We had a wonderful teaser of spring weather about a week ago. Temperatures climbing up to 70 F. and clear, bright sunshine. I made the most of it by doing some pruning. Unfortunately the pile of brush I set aside for the shredder was hit by rain and a couple of snow squalls, when the weather did an about face on us. Now I have to wait for the pile to dry out – I’m thinking sometime in June.
While I was out walking on those halcyon days, I noticed the worms were out. More precisely, they were all over the road. I’m always puzzled why they do that and feel very guilty for walking past their squirming struggles without moving them back to soft ground. But there are just so many of them and I don’t want people questioning my sanity, any more than usual.

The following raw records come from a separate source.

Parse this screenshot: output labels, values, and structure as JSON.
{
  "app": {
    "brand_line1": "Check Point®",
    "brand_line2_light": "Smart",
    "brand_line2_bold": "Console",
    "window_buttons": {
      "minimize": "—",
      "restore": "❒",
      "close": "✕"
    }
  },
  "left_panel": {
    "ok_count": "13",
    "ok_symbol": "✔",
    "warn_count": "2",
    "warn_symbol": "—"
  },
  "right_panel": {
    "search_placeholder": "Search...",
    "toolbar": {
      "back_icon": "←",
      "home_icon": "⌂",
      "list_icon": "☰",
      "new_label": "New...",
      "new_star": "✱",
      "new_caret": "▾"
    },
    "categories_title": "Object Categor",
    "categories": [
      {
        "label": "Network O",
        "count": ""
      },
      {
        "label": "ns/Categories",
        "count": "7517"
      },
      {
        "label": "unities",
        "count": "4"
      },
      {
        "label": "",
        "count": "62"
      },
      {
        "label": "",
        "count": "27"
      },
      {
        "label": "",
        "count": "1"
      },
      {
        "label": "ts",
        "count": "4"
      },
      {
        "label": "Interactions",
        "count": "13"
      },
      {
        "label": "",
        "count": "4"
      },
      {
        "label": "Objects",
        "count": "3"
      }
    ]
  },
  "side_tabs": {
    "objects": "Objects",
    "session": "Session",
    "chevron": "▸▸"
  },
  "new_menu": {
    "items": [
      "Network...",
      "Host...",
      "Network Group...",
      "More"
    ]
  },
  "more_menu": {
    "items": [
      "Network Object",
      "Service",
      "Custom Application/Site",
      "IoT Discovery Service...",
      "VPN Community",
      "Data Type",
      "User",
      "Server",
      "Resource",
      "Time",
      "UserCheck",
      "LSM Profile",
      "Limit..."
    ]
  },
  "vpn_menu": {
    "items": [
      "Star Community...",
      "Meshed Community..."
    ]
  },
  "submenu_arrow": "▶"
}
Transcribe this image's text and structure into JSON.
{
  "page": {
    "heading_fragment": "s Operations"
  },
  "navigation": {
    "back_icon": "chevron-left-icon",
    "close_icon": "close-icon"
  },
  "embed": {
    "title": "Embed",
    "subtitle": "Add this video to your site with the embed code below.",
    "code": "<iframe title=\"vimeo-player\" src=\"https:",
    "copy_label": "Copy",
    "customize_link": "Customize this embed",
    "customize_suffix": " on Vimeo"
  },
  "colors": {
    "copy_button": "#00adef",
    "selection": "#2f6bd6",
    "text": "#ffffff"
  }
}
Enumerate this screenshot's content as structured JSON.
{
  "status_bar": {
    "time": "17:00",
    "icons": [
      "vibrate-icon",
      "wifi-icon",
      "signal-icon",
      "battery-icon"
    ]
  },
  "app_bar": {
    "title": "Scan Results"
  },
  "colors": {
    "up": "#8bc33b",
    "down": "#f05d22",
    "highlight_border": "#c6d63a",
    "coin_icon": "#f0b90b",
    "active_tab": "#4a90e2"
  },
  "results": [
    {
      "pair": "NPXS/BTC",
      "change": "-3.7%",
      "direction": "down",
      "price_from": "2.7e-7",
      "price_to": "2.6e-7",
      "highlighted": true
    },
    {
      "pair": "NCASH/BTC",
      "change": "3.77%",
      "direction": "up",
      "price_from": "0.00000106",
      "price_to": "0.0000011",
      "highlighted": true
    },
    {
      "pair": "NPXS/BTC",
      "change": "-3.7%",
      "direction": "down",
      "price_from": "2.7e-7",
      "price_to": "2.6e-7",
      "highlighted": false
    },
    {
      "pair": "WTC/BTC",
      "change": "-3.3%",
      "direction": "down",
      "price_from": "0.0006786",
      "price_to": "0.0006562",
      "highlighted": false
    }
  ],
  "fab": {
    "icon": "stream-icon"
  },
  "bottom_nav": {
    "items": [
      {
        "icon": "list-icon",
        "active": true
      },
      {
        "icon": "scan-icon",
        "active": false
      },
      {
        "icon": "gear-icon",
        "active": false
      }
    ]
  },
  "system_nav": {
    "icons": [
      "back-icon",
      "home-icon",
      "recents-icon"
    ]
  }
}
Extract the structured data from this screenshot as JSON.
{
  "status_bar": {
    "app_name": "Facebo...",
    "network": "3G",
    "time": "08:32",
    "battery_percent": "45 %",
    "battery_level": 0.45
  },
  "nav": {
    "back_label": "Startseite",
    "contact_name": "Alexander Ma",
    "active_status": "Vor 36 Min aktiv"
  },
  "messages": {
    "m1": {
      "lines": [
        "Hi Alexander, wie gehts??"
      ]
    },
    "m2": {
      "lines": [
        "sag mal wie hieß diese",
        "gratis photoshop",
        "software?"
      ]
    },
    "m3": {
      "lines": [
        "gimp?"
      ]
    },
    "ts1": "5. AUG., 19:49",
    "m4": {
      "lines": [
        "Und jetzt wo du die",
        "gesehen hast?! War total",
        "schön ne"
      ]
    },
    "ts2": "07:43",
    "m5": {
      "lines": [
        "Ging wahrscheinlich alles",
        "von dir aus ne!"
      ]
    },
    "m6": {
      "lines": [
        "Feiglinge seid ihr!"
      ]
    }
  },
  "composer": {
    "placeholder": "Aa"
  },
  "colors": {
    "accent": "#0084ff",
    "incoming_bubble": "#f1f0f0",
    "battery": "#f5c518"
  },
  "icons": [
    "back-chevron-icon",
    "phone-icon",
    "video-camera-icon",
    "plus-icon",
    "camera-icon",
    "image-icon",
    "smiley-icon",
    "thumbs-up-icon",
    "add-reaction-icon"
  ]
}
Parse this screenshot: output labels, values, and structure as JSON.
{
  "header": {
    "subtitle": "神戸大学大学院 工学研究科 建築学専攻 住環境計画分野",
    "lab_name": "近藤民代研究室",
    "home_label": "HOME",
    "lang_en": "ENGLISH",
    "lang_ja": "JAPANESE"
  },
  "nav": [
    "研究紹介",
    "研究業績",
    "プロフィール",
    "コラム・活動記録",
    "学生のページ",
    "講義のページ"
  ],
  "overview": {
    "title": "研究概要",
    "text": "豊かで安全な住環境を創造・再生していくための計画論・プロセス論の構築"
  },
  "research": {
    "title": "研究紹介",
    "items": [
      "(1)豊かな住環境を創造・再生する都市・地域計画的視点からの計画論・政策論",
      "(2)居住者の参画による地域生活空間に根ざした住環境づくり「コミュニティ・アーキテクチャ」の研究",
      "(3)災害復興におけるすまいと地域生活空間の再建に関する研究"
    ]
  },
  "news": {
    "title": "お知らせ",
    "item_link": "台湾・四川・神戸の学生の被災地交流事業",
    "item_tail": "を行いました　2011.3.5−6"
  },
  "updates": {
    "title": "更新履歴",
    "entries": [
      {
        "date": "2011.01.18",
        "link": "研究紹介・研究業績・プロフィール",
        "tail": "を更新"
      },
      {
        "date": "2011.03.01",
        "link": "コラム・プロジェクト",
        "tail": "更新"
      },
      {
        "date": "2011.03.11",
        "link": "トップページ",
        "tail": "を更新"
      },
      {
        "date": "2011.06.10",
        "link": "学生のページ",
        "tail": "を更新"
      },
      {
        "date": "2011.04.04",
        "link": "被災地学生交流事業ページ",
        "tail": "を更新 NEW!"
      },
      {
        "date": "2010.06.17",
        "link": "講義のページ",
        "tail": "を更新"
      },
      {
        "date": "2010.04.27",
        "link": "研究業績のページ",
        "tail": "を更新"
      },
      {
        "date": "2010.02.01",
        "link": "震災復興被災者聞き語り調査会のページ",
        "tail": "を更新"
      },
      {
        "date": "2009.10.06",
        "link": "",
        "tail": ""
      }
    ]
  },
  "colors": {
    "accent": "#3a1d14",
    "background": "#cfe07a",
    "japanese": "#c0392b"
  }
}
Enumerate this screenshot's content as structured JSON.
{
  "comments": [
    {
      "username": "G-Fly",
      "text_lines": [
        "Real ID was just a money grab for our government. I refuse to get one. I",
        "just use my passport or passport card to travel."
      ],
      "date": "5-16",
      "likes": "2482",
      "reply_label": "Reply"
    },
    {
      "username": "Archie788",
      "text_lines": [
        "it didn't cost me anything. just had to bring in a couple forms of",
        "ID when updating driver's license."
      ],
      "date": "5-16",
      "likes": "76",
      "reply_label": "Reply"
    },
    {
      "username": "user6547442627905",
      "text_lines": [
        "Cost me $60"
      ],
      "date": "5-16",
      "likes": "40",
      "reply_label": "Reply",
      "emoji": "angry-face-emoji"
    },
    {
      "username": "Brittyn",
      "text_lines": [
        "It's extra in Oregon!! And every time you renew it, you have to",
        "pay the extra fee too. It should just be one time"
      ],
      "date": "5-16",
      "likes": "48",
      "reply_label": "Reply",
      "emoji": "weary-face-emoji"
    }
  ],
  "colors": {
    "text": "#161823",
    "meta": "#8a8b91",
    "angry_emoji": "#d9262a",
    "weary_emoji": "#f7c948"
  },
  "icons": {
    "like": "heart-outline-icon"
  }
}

However worms on the road mean the ground is seriously thawing and warming, a definite sign of spring. Warm soil gives rise to the first scent of spring that I’m aware of – MUD. Who would think the smell of mud would be so exciting? Maybe you have to be a gardener to appreciate it.
We had some rain, too, and it was followed by a very common metallic smell. I had always thought this smell was from the worms, but thinking on it, I have no explanation for why that should be. Worms don’t smell metallic in the garden. So I did some digging.
It turns out there are a number of post-rain scents. They depend partly on where it has rained – forest or pavement – and on the person doing the inhaling.
Rain is acidic and when it falls on surfaces, it causes chemical reactions. On soil, it can release the trapped minerals, which is probably what I’ve been experiencing. It’s not an unpleasant smell, but it is distinct. However rain can react with all kinds of things, like the gas on roads and chemicals in fertilizer. Usually these smells are most pungent when it rains following a dry spell, since the substance mixing with the rain has not been disturbed or diluted for awhile.
There are more pleasant scents in forested areas. In there, the rain reacts with a type of bacteria, Actinomycetes, that grow in warm, damp soil. These bacteria produce spores that are tossed into the air by the power of the pelleting rain drops. They float through the air and we breath them in as a warm, earthy, and very pleasant scent of a rain-freshened breeze.
These scents are interesting, but they aren’t exactly a breath of spring. Mud may be the first resounding clue that things are changing, but there is something more subtle in the air. I suspect it is a combination of things, including finally being back outside after a cloistered winter.
Even before the leaves are the size of a squirrel’s ear and the grass is ready to be mowed, there is a change in the air. You can smell the soil sighing. Tiny sprouts are testing out conditions and those wondrously hardy, tiny spring bulbs are sending out a scented signal to the earliest pollinators that an exchange of favors is available.
What truly makes it a breath of spring air for me is that subtleness. It won’t be long before the air will be saturated with the heady scents of flowers and trees. There’s a softness and freshness to early spring air that is lost when nature becomes fully alert and awake. Watch for it and savor it.